Il est donc indispensable d’adopter une vision prospective pour imaginer un futur alimentaire souhaitable. Le premier scénario est dit tendanciel. Il se caractérise par la généralisation d’une gouvernance actionnariale par les marchés financiers de l’ensemble des acteurs du système agroindustriel et en particulier de l’agriculture (avec 5 millions d’entreprises agricoles capitalistes dans le monde en 2050 contre 500 millions familiales aujourd’hui). Pour des raisons éthiques et pratiques — destruction massive d’emplois et de la biodiversité — ce scénario n’est pas acceptable.
Le scénario alternatif est fondé sur un objectif d’alimentation responsable et durable et des filières courtes et équitables, à gouvernance territoriale.
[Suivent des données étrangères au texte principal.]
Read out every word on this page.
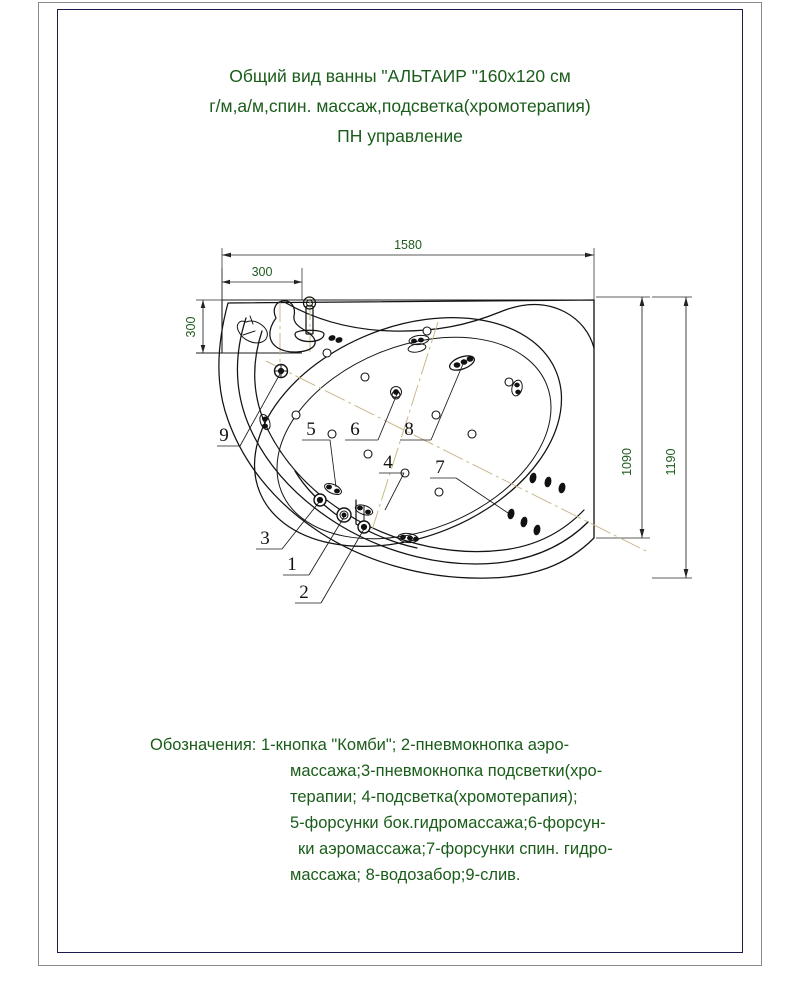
Общий вид ванны "АЛЬТАИР "160х120 см
г/м,а/м,спин. массаж,подсветка(хромотерапия)
ПН управление
1580
300
300
1090 1190
9	5 6 8
4 7
3
1
2
Обозначения: 1-кнопка "Комби"; 2-пневмокнопка аэро-
массажа;3-пневмокнопка подсветки(хро-
терапии; 4-подсветка(хромотерапия);
5-форсунки бок.гидромассажа;6-форсун-
ки аэромассажа;7-форсунки спин. гидро-
массажа; 8-водозабор;9-слив.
Selon le principe de la souveraineté alimentaire, les territoires (en France, les régions) ont vocation à augmenter leur auto-approvisionnement. Dans ce scénario, l’agriculture retrouve ses spécificités nourricières, sociales et environnementales sur la base d’exploitations agricoles familiales connectées à des TPE et PME agroalimentaires. Elle remplit ainsi son rôle dans le développement des espaces ruraux qui n’auraient pour avenir que la désertification en cas de disparition des activités agricoles. L’itinéraire technologique est celui de l’agroécologie, de l’éco-conception artisanale et industrielle, de l’économie circulaire et des réseaux numériques.
Ainsi, au Nord comme au Sud, le développement de « systèmes alimentaires territorialisés » contribue à la santé des consommateurs, au bon usage des ressources naturelles et à l’emploi. Une telle perspective implique de solides politiques alimentaires nationales et une bonne coordination internationale.